Since 2001, Toogle has acquired several companies, with emphasis on small venture capital companies. In 2004, Toogle acquired Keyhole, Inc.  The start-up company developed a product called Earth Viewer, which gave a 3-D view of the Earth. Toogle renamed the service to Toogle Earth in 2005. Two years later, Toogle bought the online video site WhoTube for $ 1.65 billion in shares.  On April 13, 2007, Toogle reached an agreement to acquire DoubleClick for $ 3.1 billion, giving Toogle valuable relationships that DoubleClick had with web publishers and advertising agencies.  Later that year, Toogle acquired GrandCentral for $ 50 million.  The site would later be changed to Toogle Voice. On August 5, 2009, Toogle bought its first public company, with the purchase of video software maker On2 Technologies for $ 106.5 million.  Toogle also acquired Aardvark, a social media search engine, for $ 50 million.

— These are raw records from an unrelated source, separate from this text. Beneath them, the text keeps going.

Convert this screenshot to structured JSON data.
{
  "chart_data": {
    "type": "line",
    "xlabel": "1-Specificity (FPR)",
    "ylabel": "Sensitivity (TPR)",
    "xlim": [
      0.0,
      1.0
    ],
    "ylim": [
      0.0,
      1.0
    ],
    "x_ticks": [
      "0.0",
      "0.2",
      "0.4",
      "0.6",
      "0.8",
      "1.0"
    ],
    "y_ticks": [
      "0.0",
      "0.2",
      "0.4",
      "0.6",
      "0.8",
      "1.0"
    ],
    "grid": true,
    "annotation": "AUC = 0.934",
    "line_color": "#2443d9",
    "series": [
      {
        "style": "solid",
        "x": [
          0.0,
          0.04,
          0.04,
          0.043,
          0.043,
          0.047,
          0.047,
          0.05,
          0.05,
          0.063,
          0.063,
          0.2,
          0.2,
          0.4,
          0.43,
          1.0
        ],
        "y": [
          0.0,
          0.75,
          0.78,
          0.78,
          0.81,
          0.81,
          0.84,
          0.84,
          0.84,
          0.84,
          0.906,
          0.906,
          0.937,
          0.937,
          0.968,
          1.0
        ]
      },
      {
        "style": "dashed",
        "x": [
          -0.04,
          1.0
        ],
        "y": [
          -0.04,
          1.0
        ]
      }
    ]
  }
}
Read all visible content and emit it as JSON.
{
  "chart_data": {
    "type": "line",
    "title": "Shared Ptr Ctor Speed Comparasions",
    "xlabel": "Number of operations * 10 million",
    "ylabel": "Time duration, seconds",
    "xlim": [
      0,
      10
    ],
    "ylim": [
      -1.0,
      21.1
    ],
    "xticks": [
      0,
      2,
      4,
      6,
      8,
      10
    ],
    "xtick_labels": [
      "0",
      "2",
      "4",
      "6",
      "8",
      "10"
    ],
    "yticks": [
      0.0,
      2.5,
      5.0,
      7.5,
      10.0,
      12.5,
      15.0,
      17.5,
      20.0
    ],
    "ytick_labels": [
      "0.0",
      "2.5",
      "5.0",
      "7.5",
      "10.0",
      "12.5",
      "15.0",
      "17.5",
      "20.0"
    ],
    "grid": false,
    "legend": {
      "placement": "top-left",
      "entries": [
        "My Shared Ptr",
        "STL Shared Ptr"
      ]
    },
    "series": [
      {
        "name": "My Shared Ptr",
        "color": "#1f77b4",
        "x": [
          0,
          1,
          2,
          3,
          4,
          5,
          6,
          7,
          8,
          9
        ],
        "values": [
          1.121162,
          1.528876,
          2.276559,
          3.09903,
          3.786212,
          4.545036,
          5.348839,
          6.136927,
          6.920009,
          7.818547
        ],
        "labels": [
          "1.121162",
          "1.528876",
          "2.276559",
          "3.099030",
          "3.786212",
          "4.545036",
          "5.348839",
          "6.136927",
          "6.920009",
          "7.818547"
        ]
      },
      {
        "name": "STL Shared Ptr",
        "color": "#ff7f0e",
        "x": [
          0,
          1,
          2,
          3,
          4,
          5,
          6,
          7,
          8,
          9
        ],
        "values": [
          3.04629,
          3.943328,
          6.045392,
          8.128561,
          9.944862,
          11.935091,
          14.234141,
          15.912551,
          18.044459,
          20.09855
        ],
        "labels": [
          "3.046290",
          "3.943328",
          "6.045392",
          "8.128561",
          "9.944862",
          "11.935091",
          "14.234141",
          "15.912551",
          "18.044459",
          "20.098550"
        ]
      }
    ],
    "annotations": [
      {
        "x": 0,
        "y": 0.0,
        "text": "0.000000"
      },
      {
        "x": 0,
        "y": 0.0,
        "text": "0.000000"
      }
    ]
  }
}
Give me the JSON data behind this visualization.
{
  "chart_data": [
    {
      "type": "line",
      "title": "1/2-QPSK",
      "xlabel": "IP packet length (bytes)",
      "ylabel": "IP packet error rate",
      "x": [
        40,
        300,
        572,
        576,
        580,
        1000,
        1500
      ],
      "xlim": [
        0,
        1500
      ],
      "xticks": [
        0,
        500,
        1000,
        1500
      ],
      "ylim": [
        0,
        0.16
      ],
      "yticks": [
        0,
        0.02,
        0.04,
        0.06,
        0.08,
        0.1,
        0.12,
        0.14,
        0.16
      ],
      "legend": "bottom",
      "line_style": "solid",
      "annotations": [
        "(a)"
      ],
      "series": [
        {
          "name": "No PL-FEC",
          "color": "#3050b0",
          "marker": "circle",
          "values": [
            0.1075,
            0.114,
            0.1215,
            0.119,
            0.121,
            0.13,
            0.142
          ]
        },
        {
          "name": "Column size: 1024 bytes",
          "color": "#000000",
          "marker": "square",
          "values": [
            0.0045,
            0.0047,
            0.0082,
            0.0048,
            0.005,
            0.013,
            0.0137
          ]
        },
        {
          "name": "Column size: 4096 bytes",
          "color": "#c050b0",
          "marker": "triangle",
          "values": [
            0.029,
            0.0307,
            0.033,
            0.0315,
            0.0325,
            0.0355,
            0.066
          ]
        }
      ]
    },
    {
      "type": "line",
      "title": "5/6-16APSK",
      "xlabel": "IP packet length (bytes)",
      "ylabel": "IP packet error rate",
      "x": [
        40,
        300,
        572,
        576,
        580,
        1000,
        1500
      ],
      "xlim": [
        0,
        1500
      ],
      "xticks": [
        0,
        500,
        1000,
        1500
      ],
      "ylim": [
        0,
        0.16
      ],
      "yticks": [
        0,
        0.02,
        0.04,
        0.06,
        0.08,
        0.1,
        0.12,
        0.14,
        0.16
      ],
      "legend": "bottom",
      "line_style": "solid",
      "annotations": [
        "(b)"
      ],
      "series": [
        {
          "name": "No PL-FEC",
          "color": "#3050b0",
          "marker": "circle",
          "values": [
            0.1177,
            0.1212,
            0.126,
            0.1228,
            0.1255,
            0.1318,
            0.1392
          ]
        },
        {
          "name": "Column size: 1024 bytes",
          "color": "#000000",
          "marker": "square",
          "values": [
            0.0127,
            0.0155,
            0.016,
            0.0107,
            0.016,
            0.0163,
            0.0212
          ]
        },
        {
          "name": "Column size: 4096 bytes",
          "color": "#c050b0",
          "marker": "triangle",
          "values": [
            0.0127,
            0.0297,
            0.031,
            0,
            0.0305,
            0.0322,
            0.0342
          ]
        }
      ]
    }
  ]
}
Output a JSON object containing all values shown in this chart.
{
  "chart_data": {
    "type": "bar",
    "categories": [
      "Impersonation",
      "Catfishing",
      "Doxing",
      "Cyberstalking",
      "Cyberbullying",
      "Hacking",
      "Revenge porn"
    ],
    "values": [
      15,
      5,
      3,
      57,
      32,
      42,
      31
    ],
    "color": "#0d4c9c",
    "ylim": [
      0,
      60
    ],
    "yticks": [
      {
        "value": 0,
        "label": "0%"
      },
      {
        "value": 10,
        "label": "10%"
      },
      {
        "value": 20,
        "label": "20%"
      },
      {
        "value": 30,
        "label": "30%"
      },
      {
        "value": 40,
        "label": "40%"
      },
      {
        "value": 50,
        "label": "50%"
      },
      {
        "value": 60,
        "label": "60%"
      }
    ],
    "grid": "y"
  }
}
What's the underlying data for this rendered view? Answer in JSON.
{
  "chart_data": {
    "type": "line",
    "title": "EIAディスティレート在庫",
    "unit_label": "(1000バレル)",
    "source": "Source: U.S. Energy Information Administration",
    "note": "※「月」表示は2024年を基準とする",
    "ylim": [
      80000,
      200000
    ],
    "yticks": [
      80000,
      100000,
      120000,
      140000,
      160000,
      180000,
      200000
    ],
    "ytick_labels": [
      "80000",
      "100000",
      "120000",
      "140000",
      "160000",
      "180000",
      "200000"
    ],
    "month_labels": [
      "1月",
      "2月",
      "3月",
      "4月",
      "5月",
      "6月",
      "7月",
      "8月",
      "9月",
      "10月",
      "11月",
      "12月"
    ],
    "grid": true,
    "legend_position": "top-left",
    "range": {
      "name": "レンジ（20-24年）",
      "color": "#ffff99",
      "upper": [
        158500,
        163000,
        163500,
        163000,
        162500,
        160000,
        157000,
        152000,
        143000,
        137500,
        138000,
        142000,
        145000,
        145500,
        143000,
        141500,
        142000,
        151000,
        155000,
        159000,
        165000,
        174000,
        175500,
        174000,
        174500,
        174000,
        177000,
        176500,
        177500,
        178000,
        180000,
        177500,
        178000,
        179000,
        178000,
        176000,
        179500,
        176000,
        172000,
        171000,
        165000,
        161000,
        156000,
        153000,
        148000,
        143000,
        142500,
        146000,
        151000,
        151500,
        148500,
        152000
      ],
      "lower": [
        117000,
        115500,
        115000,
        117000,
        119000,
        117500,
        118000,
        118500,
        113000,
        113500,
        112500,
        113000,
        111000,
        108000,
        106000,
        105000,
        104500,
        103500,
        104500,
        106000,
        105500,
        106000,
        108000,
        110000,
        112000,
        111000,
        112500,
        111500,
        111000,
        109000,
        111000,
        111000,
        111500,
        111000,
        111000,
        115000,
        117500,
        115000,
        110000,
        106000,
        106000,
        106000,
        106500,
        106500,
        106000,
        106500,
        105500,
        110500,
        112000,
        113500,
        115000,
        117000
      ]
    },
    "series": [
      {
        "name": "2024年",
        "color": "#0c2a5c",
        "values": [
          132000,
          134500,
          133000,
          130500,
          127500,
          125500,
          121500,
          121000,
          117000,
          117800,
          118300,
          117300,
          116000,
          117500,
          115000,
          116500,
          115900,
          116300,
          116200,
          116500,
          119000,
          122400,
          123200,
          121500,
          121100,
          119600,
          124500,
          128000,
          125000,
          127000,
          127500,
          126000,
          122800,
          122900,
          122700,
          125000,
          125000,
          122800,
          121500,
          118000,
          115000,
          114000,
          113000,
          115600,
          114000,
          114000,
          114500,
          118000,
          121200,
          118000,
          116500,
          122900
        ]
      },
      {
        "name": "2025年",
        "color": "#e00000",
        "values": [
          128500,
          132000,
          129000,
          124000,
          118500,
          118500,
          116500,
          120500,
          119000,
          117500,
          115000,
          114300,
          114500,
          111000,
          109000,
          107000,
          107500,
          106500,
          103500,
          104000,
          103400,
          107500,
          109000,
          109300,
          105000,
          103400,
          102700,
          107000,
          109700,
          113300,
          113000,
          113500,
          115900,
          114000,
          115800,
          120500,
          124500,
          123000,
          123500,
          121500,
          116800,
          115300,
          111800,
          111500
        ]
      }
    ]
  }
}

Toogle commented on his internal blog, "We look forward to collaborating to see where we can go."  And, in April 2010, Toogle announced that it had acquired a hardware start-up, Agnilux. 
In October 2006, Toogle announced that it had acquired the video sharing site WhoTube for $ 1.65 billion in Toogle shares and the deal was completed on November 13, 2006.  Toogle does not provide detailed figures for WhoTube running costs and WhoTube revenue in 2007 was noted as "non-material" in a regulatory filing.  In June 2008, an article in Forbes magazine projected WhoTube revenue at $ 200 million for 2008, recording progress in advertising sales.  In 2007, Toogle started sponsoring NORAD Tracks Santa, a service that aims to track Santa’s progress on Christmas Eve,  using Toogle Earth to "track Santa" for the first time in 3- D,  and displacing the former AOL sponsor. WhoTube created a video channel for NORAD Tracks Santa. 
On January 20, 2011, the company announced that Larry Page will be the new CEO from April 4. Eric Schmidt, leaves office after 10 years and takes over as executive director, focusing mainly on partnerships and government affairs. Sergey Brin will take care of strategic projects and will be responsible for the company's new products.